As previously mentioned, we are going to use Ansible Tower’s credential management to store all of the credentials that we need to talk to our Satellite server. We need to define a custom credential type to talk to Satellite for the purpose of our inventory plugin. In the Tower UI, Navigate to Credential Types and add a new credential with the following details:
INPUT CONFIGURATION
fields:
- id: FOREMAN_USER
type: string
label: Username
- id: FOREMAN_PASSWORD
type: string
label: Password
secret: true
- id: FOREMAN_SERVER
type: string
label: Satellite Server
required:
- FOREMAN_USER
- FOREMAN_PASSWORD
- FOREMAN_SERVER
INJECTOR CONFIGURATION
env:
FOREMAN_PASSWORD: '{{ FOREMAN_PASSWORD }}'
FOREMAN_SERVER: '{{ FOREMAN_SERVER }}'
FOREMAN_USER: '{{ FOREMAN_USER }}'
You can look at the docs page for the various inventory plugins to understand what variables they expect. An example with a snippet of output can be seen below for the foreman plugin:
$ ansible-doc -t inventory foreman
= user
foreman authentication user
set_via:
env:
- name: FOREMAN_USER
Now that we have a credential type in Ansible Tower, we can create a credential using this new type.
Next we need to create an inventory:
Then we can add an inventory source to the inventory.
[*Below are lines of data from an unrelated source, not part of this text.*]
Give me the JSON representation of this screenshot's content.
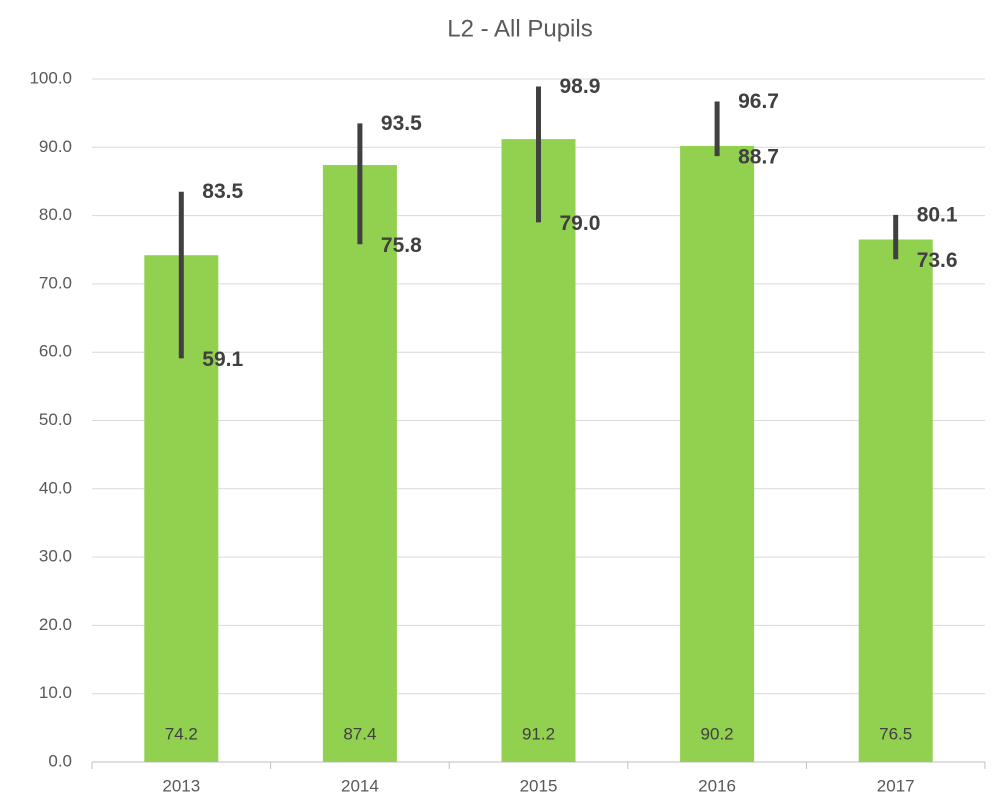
{
  "chart_data": {
    "type": "bar",
    "title": "L2 - All Pupils",
    "categories": [
      "2013",
      "2014",
      "2015",
      "2016",
      "2017"
    ],
    "values": [
      74.2,
      87.4,
      91.2,
      90.2,
      76.5
    ],
    "color": "#92d050",
    "error_bars": {
      "color": "#404040",
      "high": [
        83.5,
        93.5,
        98.9,
        96.7,
        80.1
      ],
      "low": [
        59.1,
        75.8,
        79,
        88.7,
        73.6
      ],
      "low_labels": [
        "59.1",
        "75.8",
        "79.0",
        "88.7",
        "73.6"
      ]
    },
    "ylim": [
      0,
      100
    ],
    "yticks": [
      {
        "value": 0,
        "label": "0.0"
      },
      {
        "value": 10,
        "label": "10.0"
      },
      {
        "value": 20,
        "label": "20.0"
      },
      {
        "value": 30,
        "label": "30.0"
      },
      {
        "value": 40,
        "label": "40.0"
      },
      {
        "value": 50,
        "label": "50.0"
      },
      {
        "value": 60,
        "label": "60.0"
      },
      {
        "value": 70,
        "label": "70.0"
      },
      {
        "value": 80,
        "label": "80.0"
      },
      {
        "value": 90,
        "label": "90.0"
      },
      {
        "value": 100,
        "label": "100.0"
      }
    ],
    "grid": true
  }
}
Ensure to add the correct credential that we created earlier.
Once the inventory source has finished syncing, we should see that the relevant hosts have been imported with the constructed groups and composed variables.
Summary
The constructed inventory plugin can be really useful for manipulating the information returned from existing dynamic inventory plugins and scripts. This example used a plugin but the constructed inventory plugin works in the same way with inventory scripts. It is worth noting that some inventory plugins provide in-built capabilities to construct variables and generate groups. Check the inventory plugins before deciding if you need to also use the constructed inventory plugin.